Perspectives on Obama's Approach to Global Governance

Seminar

Speaker(s)

Date and Time

February 7, 2012 12:00 PM - 1:30 PM

Availability

RSVP

By Invitation Only.

RSVP required by 5PM February 06.

Location

CISAC Conference Room

About the topic: A major challenge faced by President Obama is how to modernize the system of global governance to adapt to the rising influence of emerging powers and to more effectively address new, cross-cutting challenges. The Obama Administration has pursued a variety of strategies in this respect from the reform of existing institutions to the creation of new multilateral processes and mechanisms. How effectively these efforts are working - and to what extent these institutions actually change the behavior of states - remains an open question. Drawing on his experiences at the National Security Council, Weinstein will discuss the Obama Administration's approach to global governance, and in particular the efforts of the Administration to shape a more effective anti-corruption regime internationally, through the G-20 and the creation of the Open Government Partnership.

 

About the Speaker: Jeremy Weinstein is Associate Professor of Political Science and Senior Fellow at FSI.  He serves as director of the Center for African Studies, and is an affiliated faculty member at CDDRL and CISAC.  He is also a non-resident fellow at the Center for Global Development in Washington, D.C.
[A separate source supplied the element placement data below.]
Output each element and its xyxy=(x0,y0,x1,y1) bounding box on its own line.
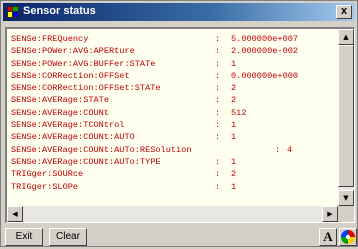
status-separator: : xyxy=(215,132,221,143)
status-command: SENSe:POWer:AVG:APERture xyxy=(11,46,135,57)
status-command: SENSe:AVERage:STATe xyxy=(11,95,109,106)
exit-button[interactable]: Exit xyxy=(5,228,43,246)
sensor-status-window: Sensor status x SENSe:FREQuency:5.000000… xyxy=(0,0,358,247)
status-value: 2.000000e-002 xyxy=(231,46,299,57)
status-line: SENSe:AVERage:COUNt:512 xyxy=(11,107,336,119)
scroll-left-button[interactable]: ◀ xyxy=(7,206,23,222)
status-command: SENSe:CORRection:OFFSet xyxy=(11,70,130,81)
title-bar[interactable]: Sensor status x xyxy=(3,3,355,21)
status-separator: : xyxy=(215,58,221,69)
status-line: SENSe:AVERage:COUNt:AUTo:RESolution:4 xyxy=(11,144,336,156)
color-button[interactable] xyxy=(339,228,357,246)
status-command: SENSe:AVERage:COUNt:AUTO xyxy=(11,132,135,143)
status-value: 2 xyxy=(231,95,237,106)
app-icon xyxy=(7,6,19,18)
scrollbar-corner xyxy=(338,206,354,222)
status-separator: : xyxy=(275,144,281,155)
status-line: TRIGger:SLOPe:1 xyxy=(11,181,336,193)
status-value: 5.000000e+007 xyxy=(231,34,299,44)
vertical-scrollbar[interactable]: ▲ ▼ xyxy=(338,29,354,206)
status-line: SENSe:CORRection:OFFSet:0.000000e+000 xyxy=(11,70,336,82)
status-separator: : xyxy=(215,46,221,57)
status-line: SENSe:AVERage:STATe:2 xyxy=(11,94,336,106)
status-command: SENSe:AVERage:COUNt xyxy=(11,107,109,118)
status-separator: : xyxy=(215,83,221,94)
status-command: SENSe:AVERage:TCONtrol xyxy=(11,120,125,131)
status-command: TRIGger:SOURce xyxy=(11,169,84,180)
font-button[interactable]: A xyxy=(319,228,337,246)
status-separator: : xyxy=(215,107,221,118)
status-text-area[interactable]: SENSe:FREQuency:5.000000e+007 SENSe:POWer… xyxy=(5,27,355,223)
status-value: 1 xyxy=(231,58,237,69)
scroll-up-button[interactable]: ▲ xyxy=(338,29,354,45)
status-line: SENSe:AVERage:TCONtrol:1 xyxy=(11,119,336,131)
status-separator: : xyxy=(215,120,221,131)
clear-button-label: Clear xyxy=(56,231,80,242)
status-command: SENSe:FREQuency xyxy=(11,34,89,44)
arrow-left-icon: ◀ xyxy=(12,210,18,218)
status-value: 2 xyxy=(231,169,237,180)
clear-button[interactable]: Clear xyxy=(49,228,87,246)
close-icon: x xyxy=(340,5,348,17)
status-value: 1 xyxy=(231,132,237,143)
close-button[interactable]: x xyxy=(336,5,352,19)
horizontal-scrollbar[interactable]: ◀ ▶ xyxy=(7,206,338,222)
status-command: SENSe:AVERage:COUNt:AUTo:RESolution xyxy=(11,144,192,155)
font-icon: A xyxy=(323,229,333,244)
status-value: 1 xyxy=(231,120,237,131)
status-command: SENSe:AVERage:COUNt:AUTo:TYPE xyxy=(11,156,161,167)
status-lines: SENSe:FREQuency:5.000000e+007 SENSe:POWer… xyxy=(11,33,336,206)
status-value: 1 xyxy=(231,156,237,167)
status-command: SENSe:CORRection:OFFSet:STATe xyxy=(11,83,161,94)
arrow-right-icon: ▶ xyxy=(327,210,333,218)
color-palette-icon xyxy=(341,230,355,244)
window-title: Sensor status xyxy=(23,5,96,17)
status-separator: : xyxy=(215,181,221,192)
status-line: SENSe:AVERage:COUNt:AUTO:1 xyxy=(11,131,336,143)
arrow-down-icon: ▼ xyxy=(343,194,349,202)
scroll-down-button[interactable]: ▼ xyxy=(338,190,354,206)
status-line: TRIGger:SOURce:2 xyxy=(11,168,336,180)
status-line: SENSe:CORRection:OFFSet:STATe:2 xyxy=(11,82,336,94)
status-line: SENSe:POWer:AVG:BUFFer:STATe:1 xyxy=(11,58,336,70)
status-line: SENSe:AVERage:COUNt:AUTo:TYPE:1 xyxy=(11,156,336,168)
status-separator: : xyxy=(215,156,221,167)
status-separator: : xyxy=(215,70,221,81)
scroll-right-button[interactable]: ▶ xyxy=(322,206,338,222)
status-separator: : xyxy=(215,95,221,106)
status-line: SENSe:FREQuency:5.000000e+007 xyxy=(11,33,336,45)
status-value: 2 xyxy=(231,83,237,94)
status-value: 0.000000e+000 xyxy=(231,70,299,81)
status-value: 512 xyxy=(231,107,247,118)
status-command: SENSe:POWer:AVG:BUFFer:STATe xyxy=(11,58,156,69)
exit-button-label: Exit xyxy=(15,231,33,242)
status-command: TRIGger:SLOPe xyxy=(11,181,79,192)
status-separator: : xyxy=(215,169,221,180)
vertical-scroll-thumb[interactable] xyxy=(338,45,354,187)
status-line: SENSe:POWer:AVG:APERture:2.000000e-002 xyxy=(11,45,336,57)
status-value: 4 xyxy=(287,144,293,155)
status-separator: : xyxy=(215,34,221,44)
arrow-up-icon: ▲ xyxy=(343,33,349,41)
status-value: 1 xyxy=(231,181,237,192)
From 2009 to 2011 he served as Director for Development and Democracy on the National Security Council staff at the White House.  He played a key role in the National Security Council’s work on global development, democracy and human rights, and anti-corruption.  Among other issues, he also was centrally involved in the development of President Obama’s Policy Directive on Global Development and associated efforts to reform and strengthen USAID, promote economic growth, and increase the effectiveness of U.S. foreign assistance; led efforts to develop a robust international anti-corruption agenda, including the creation of the G-20 Action Plan on Anti-Corruption, the Open Government Partnership, and played a significant role in developing the Administration’s policy in response to the Arab Spring, including focused work on Egypt, Tunisia, Bahrain, Syria, Yemen, and others.